Dans un contexte de transformation numérique accélérée à l’échelle mondiale, le docteur en intelligence artificielle Aymen Chekhari affirme que l’intelligence artificielle, et plus particulièrement l’IA générative, n’est plus un luxe technologique ni un simple projet expérimental, mais un levier stratégique essentiel à la survie et à la compétitivité des entreprises.
Dans une déclaration accordée au journal L’Expert, Dr Chekhari explique que l’usage de l’IA générative ne représente aujourd’hui qu’environ 17 % de l’utilisation globale de l’intelligence artificielle au sein des organisations, malgré son potentiel disruptif majeur. Selon lui, les entreprises se trouvent actuellement à un point de bifurcation décisif.

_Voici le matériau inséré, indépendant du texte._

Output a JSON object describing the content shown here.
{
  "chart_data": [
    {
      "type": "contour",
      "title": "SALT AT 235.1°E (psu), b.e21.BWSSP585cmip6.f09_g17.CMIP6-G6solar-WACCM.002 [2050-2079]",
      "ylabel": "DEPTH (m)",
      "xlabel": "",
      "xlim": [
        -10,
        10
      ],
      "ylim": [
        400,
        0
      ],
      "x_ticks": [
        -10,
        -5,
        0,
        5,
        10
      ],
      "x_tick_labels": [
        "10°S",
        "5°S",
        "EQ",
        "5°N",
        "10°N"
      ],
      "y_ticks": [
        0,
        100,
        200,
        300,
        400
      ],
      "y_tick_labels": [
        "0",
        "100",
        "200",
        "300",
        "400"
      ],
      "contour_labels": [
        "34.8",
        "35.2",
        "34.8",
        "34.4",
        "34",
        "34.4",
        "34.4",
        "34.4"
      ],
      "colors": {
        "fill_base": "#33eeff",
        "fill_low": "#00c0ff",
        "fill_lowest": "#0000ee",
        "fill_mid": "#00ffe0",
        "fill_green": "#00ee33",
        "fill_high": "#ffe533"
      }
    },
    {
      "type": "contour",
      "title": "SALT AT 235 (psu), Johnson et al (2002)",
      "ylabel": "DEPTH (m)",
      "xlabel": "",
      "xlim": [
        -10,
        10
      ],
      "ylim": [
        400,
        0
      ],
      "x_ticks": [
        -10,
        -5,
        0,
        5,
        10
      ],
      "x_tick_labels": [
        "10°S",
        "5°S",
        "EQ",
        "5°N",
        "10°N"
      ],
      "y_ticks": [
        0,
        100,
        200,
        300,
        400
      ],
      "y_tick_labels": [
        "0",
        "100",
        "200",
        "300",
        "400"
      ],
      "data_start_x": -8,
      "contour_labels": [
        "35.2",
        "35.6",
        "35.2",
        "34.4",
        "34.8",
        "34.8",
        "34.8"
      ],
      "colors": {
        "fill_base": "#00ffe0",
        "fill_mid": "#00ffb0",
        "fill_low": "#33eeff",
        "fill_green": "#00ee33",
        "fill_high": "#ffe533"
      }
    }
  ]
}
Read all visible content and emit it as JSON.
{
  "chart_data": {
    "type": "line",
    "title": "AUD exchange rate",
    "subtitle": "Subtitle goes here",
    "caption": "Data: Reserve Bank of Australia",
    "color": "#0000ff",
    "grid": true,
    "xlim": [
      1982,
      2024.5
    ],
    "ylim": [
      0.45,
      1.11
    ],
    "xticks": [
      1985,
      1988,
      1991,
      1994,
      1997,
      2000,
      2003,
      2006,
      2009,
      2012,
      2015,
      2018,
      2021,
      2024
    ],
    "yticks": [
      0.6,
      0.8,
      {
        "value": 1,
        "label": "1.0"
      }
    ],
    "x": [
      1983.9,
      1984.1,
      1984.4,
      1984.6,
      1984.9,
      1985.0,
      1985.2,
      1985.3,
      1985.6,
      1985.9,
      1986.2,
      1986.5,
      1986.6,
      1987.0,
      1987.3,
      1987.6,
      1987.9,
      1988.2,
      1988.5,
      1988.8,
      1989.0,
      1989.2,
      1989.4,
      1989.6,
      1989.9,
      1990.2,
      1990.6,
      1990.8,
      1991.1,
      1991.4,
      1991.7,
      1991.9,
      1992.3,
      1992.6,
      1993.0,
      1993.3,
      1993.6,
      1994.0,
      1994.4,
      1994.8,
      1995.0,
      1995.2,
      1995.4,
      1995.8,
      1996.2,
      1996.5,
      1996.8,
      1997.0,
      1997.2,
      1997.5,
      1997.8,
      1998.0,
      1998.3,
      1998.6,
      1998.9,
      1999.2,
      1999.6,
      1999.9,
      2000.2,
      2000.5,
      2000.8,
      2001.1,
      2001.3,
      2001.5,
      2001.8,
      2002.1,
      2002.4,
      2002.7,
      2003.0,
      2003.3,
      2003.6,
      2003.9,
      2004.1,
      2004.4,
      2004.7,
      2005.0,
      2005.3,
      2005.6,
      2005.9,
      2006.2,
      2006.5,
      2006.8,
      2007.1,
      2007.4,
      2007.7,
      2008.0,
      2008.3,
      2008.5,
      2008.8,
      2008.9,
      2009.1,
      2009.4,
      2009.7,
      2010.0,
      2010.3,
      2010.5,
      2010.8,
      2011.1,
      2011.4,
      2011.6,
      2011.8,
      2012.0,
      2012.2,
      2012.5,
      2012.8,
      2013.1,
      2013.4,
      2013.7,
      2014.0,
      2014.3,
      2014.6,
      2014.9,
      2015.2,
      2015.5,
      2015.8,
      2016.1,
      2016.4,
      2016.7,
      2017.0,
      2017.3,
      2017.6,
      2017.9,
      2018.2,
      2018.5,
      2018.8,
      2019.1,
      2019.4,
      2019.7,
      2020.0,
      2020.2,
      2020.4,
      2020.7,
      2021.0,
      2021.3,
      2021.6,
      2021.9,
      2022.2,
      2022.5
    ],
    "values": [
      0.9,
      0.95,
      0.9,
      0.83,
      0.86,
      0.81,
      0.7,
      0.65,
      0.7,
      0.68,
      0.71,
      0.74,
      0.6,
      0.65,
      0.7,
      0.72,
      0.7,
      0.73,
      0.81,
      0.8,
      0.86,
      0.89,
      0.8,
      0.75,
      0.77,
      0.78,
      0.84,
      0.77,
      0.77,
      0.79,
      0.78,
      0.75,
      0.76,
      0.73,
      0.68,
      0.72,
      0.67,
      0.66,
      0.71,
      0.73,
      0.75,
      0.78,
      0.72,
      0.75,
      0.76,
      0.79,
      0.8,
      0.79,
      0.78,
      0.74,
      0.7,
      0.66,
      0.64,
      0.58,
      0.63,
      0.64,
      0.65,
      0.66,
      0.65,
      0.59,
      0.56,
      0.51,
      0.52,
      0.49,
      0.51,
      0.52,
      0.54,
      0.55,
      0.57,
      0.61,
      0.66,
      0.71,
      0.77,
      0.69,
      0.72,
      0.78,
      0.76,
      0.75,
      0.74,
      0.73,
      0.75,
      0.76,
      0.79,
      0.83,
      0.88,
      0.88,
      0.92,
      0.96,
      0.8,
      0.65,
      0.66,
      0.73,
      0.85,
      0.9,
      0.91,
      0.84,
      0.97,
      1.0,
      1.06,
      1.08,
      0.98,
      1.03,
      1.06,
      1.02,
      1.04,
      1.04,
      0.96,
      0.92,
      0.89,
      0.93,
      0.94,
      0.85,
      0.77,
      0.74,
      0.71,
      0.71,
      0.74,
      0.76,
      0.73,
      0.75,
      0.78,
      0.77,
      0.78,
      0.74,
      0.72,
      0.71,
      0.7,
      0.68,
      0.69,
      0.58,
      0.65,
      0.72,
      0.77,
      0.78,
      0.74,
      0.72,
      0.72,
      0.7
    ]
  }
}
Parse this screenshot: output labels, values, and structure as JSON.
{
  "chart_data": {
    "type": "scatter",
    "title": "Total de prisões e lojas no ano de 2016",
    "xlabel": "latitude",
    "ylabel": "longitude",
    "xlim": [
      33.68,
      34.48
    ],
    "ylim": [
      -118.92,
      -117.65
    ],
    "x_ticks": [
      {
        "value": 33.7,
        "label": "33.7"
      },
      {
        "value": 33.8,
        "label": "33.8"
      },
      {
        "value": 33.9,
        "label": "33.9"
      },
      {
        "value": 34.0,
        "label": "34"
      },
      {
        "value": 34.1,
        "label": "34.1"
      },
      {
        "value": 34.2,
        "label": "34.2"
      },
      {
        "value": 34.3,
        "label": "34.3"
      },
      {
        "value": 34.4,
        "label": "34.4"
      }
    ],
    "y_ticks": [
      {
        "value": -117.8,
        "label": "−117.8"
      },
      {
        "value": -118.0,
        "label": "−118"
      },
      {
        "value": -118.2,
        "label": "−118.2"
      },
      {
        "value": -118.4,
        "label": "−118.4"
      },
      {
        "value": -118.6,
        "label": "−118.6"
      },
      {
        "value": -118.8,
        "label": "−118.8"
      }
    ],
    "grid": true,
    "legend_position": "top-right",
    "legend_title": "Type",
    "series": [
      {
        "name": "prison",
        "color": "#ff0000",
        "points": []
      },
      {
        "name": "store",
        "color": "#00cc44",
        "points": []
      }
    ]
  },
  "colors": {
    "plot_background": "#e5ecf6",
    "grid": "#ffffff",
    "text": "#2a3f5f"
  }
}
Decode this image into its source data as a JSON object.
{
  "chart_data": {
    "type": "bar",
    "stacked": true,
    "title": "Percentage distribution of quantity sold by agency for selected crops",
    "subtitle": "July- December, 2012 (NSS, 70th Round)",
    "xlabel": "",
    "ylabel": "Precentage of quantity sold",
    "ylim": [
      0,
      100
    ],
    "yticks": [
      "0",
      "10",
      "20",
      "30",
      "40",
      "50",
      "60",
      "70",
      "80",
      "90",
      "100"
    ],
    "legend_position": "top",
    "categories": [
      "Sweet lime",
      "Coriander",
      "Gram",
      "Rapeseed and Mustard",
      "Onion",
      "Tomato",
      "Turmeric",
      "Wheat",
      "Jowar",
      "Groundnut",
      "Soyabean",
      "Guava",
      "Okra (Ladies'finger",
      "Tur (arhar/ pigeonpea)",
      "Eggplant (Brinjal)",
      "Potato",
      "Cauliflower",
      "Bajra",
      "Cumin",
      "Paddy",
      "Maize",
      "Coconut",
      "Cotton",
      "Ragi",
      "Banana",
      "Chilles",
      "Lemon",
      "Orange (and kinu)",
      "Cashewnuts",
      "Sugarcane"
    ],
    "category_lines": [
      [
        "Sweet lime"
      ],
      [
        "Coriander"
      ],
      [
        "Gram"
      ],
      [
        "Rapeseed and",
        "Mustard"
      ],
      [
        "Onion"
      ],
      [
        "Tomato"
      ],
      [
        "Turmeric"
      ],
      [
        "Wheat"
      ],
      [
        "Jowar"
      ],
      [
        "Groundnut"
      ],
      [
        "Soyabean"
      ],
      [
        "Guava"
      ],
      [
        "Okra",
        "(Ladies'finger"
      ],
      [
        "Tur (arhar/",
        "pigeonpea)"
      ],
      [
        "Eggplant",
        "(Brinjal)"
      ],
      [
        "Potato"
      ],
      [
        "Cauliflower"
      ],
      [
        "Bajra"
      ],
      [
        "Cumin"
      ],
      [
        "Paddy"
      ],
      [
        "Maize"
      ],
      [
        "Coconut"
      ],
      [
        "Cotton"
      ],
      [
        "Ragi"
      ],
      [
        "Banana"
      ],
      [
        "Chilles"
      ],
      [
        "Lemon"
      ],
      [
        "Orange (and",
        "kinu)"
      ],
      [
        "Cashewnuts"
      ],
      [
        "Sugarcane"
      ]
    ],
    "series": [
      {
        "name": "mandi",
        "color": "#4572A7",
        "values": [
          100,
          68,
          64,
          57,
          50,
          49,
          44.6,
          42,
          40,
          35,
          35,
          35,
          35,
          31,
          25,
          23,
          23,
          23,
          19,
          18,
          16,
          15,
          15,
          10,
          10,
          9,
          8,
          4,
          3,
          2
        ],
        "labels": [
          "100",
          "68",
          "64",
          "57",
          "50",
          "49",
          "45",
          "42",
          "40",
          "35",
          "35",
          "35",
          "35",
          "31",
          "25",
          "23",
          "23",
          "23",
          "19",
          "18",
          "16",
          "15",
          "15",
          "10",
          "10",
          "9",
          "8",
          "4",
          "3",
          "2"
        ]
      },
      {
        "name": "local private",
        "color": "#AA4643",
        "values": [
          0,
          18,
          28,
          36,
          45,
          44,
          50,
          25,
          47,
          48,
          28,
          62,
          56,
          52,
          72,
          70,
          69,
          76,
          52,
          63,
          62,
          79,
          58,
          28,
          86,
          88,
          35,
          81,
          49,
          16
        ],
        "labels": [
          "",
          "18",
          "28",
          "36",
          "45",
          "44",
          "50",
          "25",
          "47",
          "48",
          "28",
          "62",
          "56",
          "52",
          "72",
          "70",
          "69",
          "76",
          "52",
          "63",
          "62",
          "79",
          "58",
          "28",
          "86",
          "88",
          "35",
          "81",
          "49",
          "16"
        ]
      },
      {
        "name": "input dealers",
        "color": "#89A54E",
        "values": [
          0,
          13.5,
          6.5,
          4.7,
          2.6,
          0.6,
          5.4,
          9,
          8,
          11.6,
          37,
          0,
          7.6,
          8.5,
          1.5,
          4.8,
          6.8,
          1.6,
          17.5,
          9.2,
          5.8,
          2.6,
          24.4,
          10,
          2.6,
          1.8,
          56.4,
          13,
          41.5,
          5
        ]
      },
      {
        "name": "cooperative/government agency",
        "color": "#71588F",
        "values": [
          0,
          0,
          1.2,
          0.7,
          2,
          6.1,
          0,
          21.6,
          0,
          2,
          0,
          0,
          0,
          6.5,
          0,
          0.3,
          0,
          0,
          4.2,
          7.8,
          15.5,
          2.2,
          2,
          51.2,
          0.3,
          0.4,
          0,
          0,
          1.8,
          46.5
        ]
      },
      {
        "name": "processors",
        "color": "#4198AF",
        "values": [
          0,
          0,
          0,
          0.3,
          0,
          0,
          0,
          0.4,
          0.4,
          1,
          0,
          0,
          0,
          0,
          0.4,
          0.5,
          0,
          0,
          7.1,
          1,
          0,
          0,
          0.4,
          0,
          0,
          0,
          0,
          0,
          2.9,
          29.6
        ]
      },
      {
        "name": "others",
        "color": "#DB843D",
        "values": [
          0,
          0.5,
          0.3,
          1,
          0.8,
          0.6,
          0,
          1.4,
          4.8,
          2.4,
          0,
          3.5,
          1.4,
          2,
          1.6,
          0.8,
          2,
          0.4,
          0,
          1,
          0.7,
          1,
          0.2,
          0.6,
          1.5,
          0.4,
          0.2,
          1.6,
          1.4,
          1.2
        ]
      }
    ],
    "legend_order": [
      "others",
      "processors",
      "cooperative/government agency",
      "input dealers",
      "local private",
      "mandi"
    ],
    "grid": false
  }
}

Il souligne que la problématique de la rareté des données n’est plus un frein majeur, comme elle l’était auparavant. L’IA générative introduit en effet un nouveau paradigme permettant de synthétiser des données à partir de volumes limités, ouvrant ainsi de nouvelles perspectives pour les entreprises tunisiennes disposant de bases de données restreintes.
Dans ce cadre, Dr Chekhari estime que les entreprises tunisiennes vivent une phase charnière. Les organisations dites AI-native verront leurs marges et leur compétitivité s’améliorer, tandis que les entreprises héritées (legacy) risquent une marginalisation rapide si elles ne s’engagent pas dans cette transition.
L’expert insiste également sur le fait que l’intelligence artificielle est devenue une contrainte incontournable au sein des organisations, sous l’effet de la pression internationale et de la pénurie de talents. Aujourd’hui, il est rare de trouver un ingénieur qui ne s’appuie pas sur des outils d’IA dans son travail quotidien. Il alerte par ailleurs sur la perte progressive du savoir-faire liée au départ à la retraite des experts, considérant que chaque jour sans capitalisation de ces connaissances constitue une perte significative.
Selon lui, la question que se posent désormais les entreprises n’est plus : « Que pouvons-nous faire avec l’intelligence artificielle ? », mais plutôt : « Combien perdons-nous chaque jour en ne l’adoptant pas ? ». Il rappelle que la réussite d’un projet d’IA repose avant tout sur la qualité des données, leur gouvernance, et surtout sur l’alignement entre les processus métiers et les systèmes de données.
Toutefois, Dr Chekhari met en garde contre une utilisation systématique de l’IA générative. L’employer pour des cas inadaptés revient, selon lui, à « conduire une Ferrari sur une piste non asphaltée ». Chaque problématique nécessite l’outil technologique le plus pertinent.
En conclusion, il affirme que l’enjeu pour la Tunisie n’est pas de développer des modèles linguistiques géants à partir de zéro, mais de concevoir des solutions intelligentes, intégrées et sur mesure, combinant modèles classiques, IA générative et agents intelligents. C’est dans cette capacité à créer des produits spécialisés et exportables que réside, selon lui, la véritable opportunité pour renforcer la position de la Tunisie dans l’économie mondiale de l’intelligence artificielle.